La mala educación en España
España es un país maleducado y a nadie parece importarle. Cuando hablan de rescates, los políticos piensan en los balances pero nunca en las formas. Ensuciar las calles, maltratar las playas, conducir temerariamente u omitir la devolución de un saludo son prácticas habituales, como también lo son despreciar la lectura, ignorar la oratoria, elevar la voz y renegar del pensamiento crítico, el debate constructivo y el respeto al divergente.
Observen y escuchen, por ejemplo, a personajes tan dispares como Laszlo Bock, Jon Lee Anderson o Barack Obama, empresa, periodismo y política en el corazón del Imperio. Comparen después con el producto autóctono. El titular es terrorífico.
Churchill lo explicaba bien: «Para armar un discurso de una hora necesito un día. Para armar uno de diez minutos necesito una semana». El esfuerzo es inversamente proporcional al tiempo de exposición porque un formato corto exige síntesis, lemas pegadizos e ideas claras. Microseducción.
El poder español invierte muchas más horas en descalificar que en proponer. La propuesta se asoma en consecuencia al abismo del bloqueo en tanto todo producto nacido del enemigo es defectuoso y mendaz. Ésa es la nube tóxica que sobrevuela nuestras almas de a pie. Al llover, nuestra piel se envenena con la mímesis: ¿Defraudar, insultar, robar, señalar, marginar? No es nada personal. Son los negocios de la idiosincrasia.
Pero culpar a los mayores sería negar el humanismo inducido o autoforjado. La responsabilidad empieza en casa, el gran modelo son los padres, y en cualquier caso siempre nos quedarán las pulsiones. Piensen en Stefan Zweig.
El problema, claro, es que a veces fallan los padres, a veces el sujeto objeto de la hipótesis carece de la electricidad propia de los inquietos, y entonces la mirada se desvía nuevamente al techo, consagrando el círculo vicioso de las culpabilidades.
Según no pocos exégetas, la LOGSE (1990) fue el principio de todos los males y el arranque de una ristra de decisiones de Estado adoptadas sin consenso. Como si la ideología estuviese por encima del bien común. PSOE y PP han pecado en el gran coso nacional, igual que las autonomías más identitarias lo han hecho en sus microcosmos, descuidando las esencias de la ciudadanía por el empuje estratégico del adoctrinamiento. España, la fábrica de los prejuicios.
En Stoner, una de las mejores novelas de la historia, John Williams construye la calvinista progresión de un hijo de agricultores que acabará destacando en una modesta universidad. El protagonista, William Stoner, parte del esfuerzo y aterriza en la vocación, creciendo desde sí mismo, multiplicándose, coronando un cénit desconectado de contextos políticos o excusas de cuna.
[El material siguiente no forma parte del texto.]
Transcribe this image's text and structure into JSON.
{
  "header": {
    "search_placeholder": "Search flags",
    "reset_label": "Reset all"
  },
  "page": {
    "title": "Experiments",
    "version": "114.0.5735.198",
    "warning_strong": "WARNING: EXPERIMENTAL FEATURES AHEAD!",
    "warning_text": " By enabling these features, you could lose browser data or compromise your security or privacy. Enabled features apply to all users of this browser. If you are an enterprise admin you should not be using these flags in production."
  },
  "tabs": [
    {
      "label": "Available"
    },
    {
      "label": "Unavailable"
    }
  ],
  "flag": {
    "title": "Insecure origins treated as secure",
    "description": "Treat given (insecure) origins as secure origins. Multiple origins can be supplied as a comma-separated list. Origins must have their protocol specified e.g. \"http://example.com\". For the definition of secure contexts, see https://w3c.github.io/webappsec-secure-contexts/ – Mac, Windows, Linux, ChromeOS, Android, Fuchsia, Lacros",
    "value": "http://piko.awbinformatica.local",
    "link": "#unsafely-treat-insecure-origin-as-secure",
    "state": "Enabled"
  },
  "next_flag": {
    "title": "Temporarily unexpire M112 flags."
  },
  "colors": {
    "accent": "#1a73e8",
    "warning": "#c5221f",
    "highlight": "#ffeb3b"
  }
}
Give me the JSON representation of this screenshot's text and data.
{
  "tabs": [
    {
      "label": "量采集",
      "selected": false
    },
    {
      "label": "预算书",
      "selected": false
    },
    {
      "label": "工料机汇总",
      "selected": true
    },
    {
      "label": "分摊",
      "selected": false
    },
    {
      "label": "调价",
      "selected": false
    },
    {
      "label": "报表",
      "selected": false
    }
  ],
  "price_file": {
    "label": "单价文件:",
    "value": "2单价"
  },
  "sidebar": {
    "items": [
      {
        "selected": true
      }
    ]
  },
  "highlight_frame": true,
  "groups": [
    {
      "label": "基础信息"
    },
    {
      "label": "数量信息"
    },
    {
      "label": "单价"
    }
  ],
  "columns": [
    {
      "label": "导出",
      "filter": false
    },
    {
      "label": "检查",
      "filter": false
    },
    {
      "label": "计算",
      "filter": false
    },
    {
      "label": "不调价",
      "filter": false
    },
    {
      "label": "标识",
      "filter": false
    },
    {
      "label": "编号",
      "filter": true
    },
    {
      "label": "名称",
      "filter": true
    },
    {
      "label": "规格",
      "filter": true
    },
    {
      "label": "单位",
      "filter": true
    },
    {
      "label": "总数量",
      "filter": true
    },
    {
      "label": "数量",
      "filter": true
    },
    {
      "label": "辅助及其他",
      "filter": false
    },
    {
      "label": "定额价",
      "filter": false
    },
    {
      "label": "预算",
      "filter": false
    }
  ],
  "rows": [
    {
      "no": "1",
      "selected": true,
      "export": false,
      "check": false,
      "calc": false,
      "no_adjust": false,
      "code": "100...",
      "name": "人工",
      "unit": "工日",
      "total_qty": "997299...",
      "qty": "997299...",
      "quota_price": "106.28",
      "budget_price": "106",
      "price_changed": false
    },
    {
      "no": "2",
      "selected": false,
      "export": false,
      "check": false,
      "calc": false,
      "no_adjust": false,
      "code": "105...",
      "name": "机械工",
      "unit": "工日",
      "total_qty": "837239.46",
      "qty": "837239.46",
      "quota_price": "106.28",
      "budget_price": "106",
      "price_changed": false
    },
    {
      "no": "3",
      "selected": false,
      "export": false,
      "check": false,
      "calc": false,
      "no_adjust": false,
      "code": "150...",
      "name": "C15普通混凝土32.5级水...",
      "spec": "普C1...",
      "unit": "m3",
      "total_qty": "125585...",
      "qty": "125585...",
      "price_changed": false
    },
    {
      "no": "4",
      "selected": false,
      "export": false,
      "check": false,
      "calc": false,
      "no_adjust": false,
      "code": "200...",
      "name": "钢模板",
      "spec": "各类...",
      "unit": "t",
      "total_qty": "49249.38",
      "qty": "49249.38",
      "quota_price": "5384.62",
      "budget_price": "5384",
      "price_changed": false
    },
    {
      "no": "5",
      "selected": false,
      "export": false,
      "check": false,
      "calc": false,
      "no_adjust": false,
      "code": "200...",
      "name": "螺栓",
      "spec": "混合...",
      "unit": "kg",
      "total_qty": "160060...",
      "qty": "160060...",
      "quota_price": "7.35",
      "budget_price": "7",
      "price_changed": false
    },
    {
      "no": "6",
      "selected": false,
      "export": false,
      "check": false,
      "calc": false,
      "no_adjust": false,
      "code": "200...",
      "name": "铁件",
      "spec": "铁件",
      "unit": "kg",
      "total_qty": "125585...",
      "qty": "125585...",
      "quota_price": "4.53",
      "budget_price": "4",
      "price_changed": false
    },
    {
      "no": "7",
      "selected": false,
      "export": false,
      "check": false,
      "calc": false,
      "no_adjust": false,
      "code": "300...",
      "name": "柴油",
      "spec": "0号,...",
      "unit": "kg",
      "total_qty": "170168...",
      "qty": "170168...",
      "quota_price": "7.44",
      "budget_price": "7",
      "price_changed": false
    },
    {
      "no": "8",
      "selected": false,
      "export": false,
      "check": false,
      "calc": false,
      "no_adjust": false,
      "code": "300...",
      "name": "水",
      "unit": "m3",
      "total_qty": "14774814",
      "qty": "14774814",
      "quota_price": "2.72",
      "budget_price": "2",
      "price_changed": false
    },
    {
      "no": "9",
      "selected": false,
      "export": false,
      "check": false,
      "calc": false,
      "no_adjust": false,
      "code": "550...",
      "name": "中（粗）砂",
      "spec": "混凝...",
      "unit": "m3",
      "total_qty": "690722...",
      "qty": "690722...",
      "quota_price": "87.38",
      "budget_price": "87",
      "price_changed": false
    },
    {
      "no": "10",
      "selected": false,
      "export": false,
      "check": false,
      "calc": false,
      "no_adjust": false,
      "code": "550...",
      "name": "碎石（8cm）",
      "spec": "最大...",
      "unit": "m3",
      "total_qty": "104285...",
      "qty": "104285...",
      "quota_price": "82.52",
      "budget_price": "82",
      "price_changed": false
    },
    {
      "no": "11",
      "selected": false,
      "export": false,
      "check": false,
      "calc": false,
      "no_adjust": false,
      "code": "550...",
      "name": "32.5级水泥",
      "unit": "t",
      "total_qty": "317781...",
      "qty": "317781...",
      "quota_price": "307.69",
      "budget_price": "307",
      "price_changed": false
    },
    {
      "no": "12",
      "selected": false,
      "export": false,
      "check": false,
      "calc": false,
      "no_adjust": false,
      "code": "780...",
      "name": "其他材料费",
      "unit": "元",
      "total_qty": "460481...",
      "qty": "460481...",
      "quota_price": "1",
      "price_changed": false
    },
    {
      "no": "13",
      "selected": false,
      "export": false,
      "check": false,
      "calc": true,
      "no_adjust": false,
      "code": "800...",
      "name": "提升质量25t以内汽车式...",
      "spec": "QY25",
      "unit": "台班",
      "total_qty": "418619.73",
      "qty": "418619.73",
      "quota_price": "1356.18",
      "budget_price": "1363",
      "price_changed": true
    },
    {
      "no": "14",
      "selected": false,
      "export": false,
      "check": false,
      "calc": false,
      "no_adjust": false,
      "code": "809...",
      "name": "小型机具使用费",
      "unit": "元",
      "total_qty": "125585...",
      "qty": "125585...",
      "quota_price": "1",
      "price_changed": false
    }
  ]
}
Es la esencia del sueño americano y es nuestra única salida frente a la mediocridad sembrada desde la administración y aceptada por amplios sectores de la población.
Esa mediocrecracia actúa con el frenesí de las hidras, mordisqueando salones y dormitorios, plazas y bulevares, trenes y autopistas. Es el cordón sanitario que el poder ha diseñado contra el riesgo de una sociedad intelectualmente nutrida y rigurosa, libre de maniqueísmos, capaz de entender qué le conviene en cada momento y cómo aproximarse al objetivo.
«El señor Shakespeare le habla a través de 300 años, señor Stoner. ¿Le escucha?». Esta invitación del profesor al alumno desliza la segunda pista. Las constelaciones del pasado están ahí, dispuestas a inspirarnos, generosas en su inmensidad. Son testimonios de genialidad pero también de resiliencia.
Cada individuo es en potencia dueño de su presente y arquitecto de su futuro. Si ese equipaje no incluye la cultura, si aparca el civismo, si olvida la autonomía personal, España amanecerá un día bañada en napalm y todos los coroneles Kilgore sonreirán desde los balcones.